As primeiras dez tornozeleiras eletrônicas estão sendo instaladas em detentos que cumprem pena no Presídio de Açucena (Divulgação/Seap)

O quinto polo de instalação de tornozeleiras eletrônicas entrou em operação. A unidade, que passa a funcionar na região do Vale do Aço, contempla o processo de expansão do Governo de Minas criado para essa medida penal.

As primeiras dez tornozeleiras eletrônicas estão sendo instaladas em detentos que cumprem pena no Presídio de Açucena, localizado há 100 quilômetros de Governador Valadares.

Eficácia

Um servidor treinado pela equipe da Unidade de Gestão de Monitoração Eletrônica, responsável pela monitoração de todos que usam o método eletrônico, foi até Açucena para efetuar as instalações. Ele é agente do Presídio de Governador Valadares, unidade ponto de referência para a instalação dos equipamentos na região.

Atualmente, 1.781 detentos são monitorados em Minas Gerais. Boa parte destes indivíduos estão na capital e Região Metropolitana de Belo Horizonte. Com a operação do quinto polo, já são 156 monitorados nos interiores. A cidade com o maior número de pessoas usando tornozeleiras, fora da região da capital, é Uberlândia, com 67 monitorados. Em toda Minas Gerais, a Região Metropolitana é a que mais aplica a monitoração eletrônica com 1.625 monitorados.

Funcionamento

O equipamento instalado no preso é semelhante a um relógio de pulso e pesa cerca de 160 gramas. Depois de instalado, a Unidade de Gestão de Monitoração Eletrônica admite o preso no sistema de monitoração eletrônica e, a partir desta etapa, o interno não pertence mais à unidade prisional e sim à unidade gestora. A Unidade de Gestão fica responsável pela monitoração, pelas tratativas sobre as ocorrências geradas e pela interlocução com o Poder Judiciário e com o próprio monitorado.

A principal diferença da monitoração do preso que utiliza a tornozeleira e um preso do regime domiciliar é quanto às restrições.
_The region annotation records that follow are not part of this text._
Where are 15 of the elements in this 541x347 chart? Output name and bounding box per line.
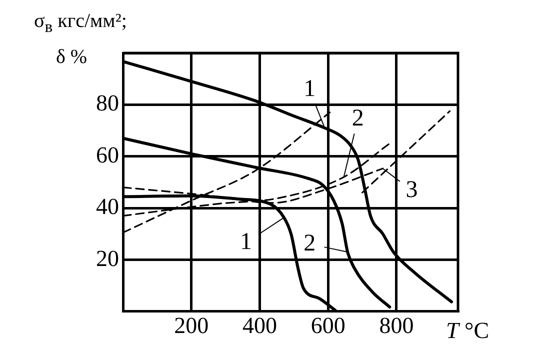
y-axis-title: σ$_{в}$ кгс/мм²; δ % — [34, 9, 127, 70]
x-tick-label: 400 — [242, 313, 277, 338]
y-tick-label: 80 — [96, 90, 119, 116]
annotation: 2 — [304, 230, 316, 256]
y-tick-label: 20 — [96, 246, 119, 271]
x-tick-label: 800 — [379, 313, 414, 338]
y-tick-label: 40 — [96, 194, 119, 220]
annotation: 1 — [304, 76, 316, 102]
y-tick-label: 60 — [96, 142, 119, 168]
annotation: 1 — [240, 228, 252, 255]
x-tick-label: 600 — [310, 313, 346, 338]
annotation: 2 — [352, 105, 364, 132]
x-axis-title: T °C — [446, 318, 490, 344]
annotation: 3 — [406, 176, 418, 203]
x-tick-label: 200 — [174, 313, 209, 338]
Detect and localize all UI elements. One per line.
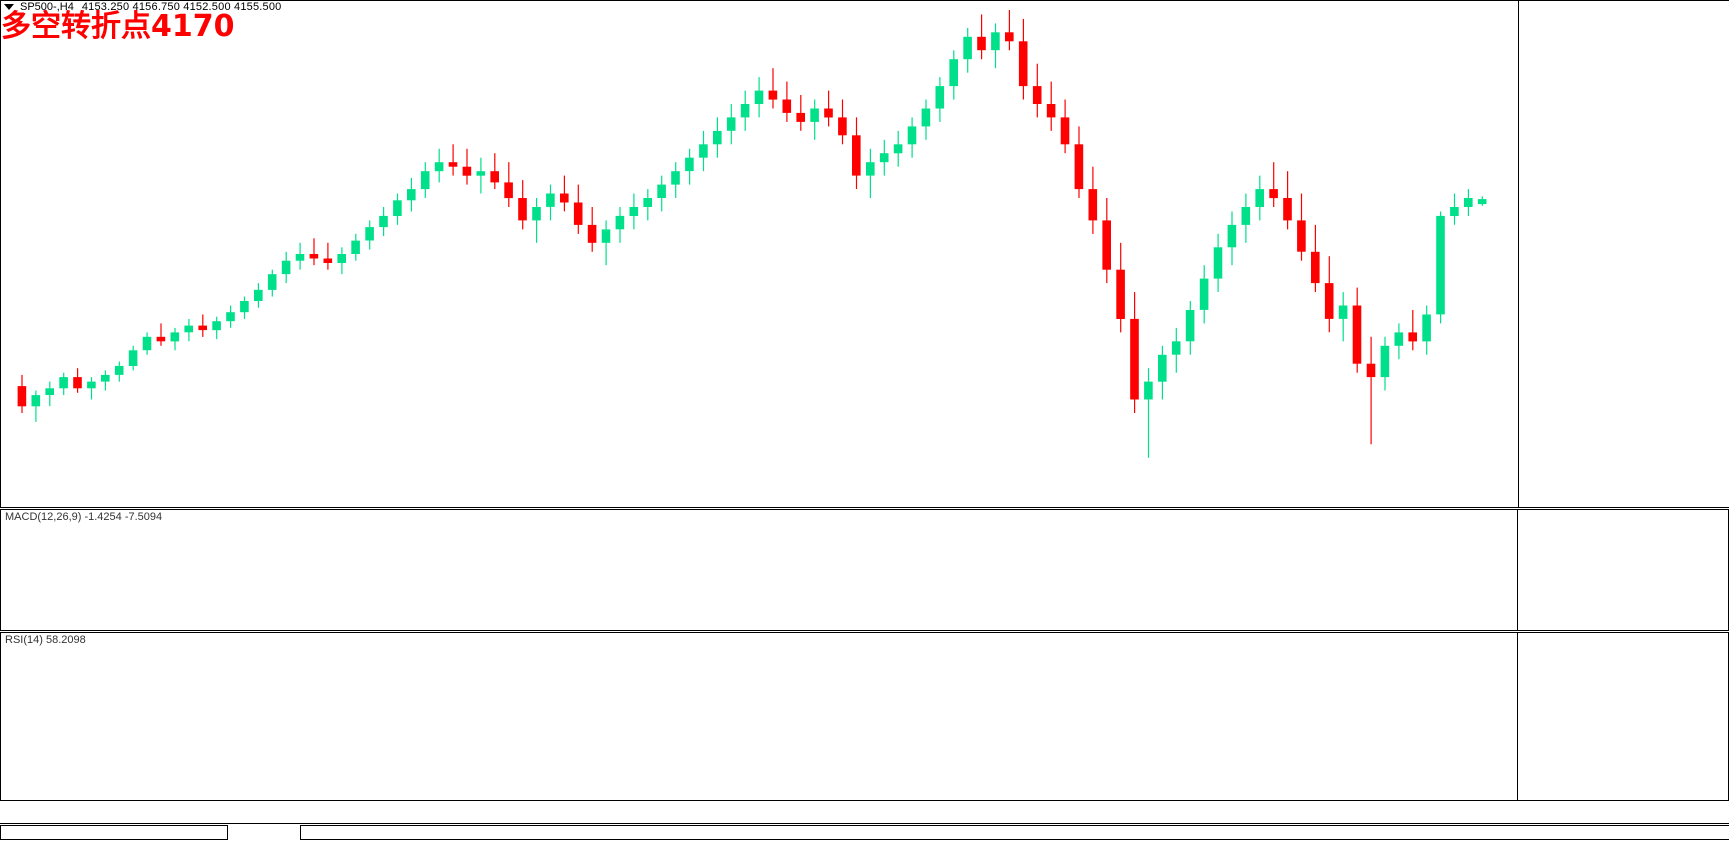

Um detento do regime domiciliar, por exemplo, tem restrição quanto aos horários que pode estar fora de casa, enquanto um monitorado envolvido na Lei Maria da Penha não tem restrição de horários, mas sim de perímetros físicos.

De acordo com a Resolução Conjunta 205/2016, em caso de descumprimento injustificado das regras impostas pelo Juízo, rompimento do lacre, utilização de qualquer outro meio que busque impedir ou fraudar a monitoração, o Núcleo Gestor comunicará o fato ao juiz competente, no prazo de um 1 dia, devendo este decidir em dez dias pela cessação ou pelo prosseguimento da medida.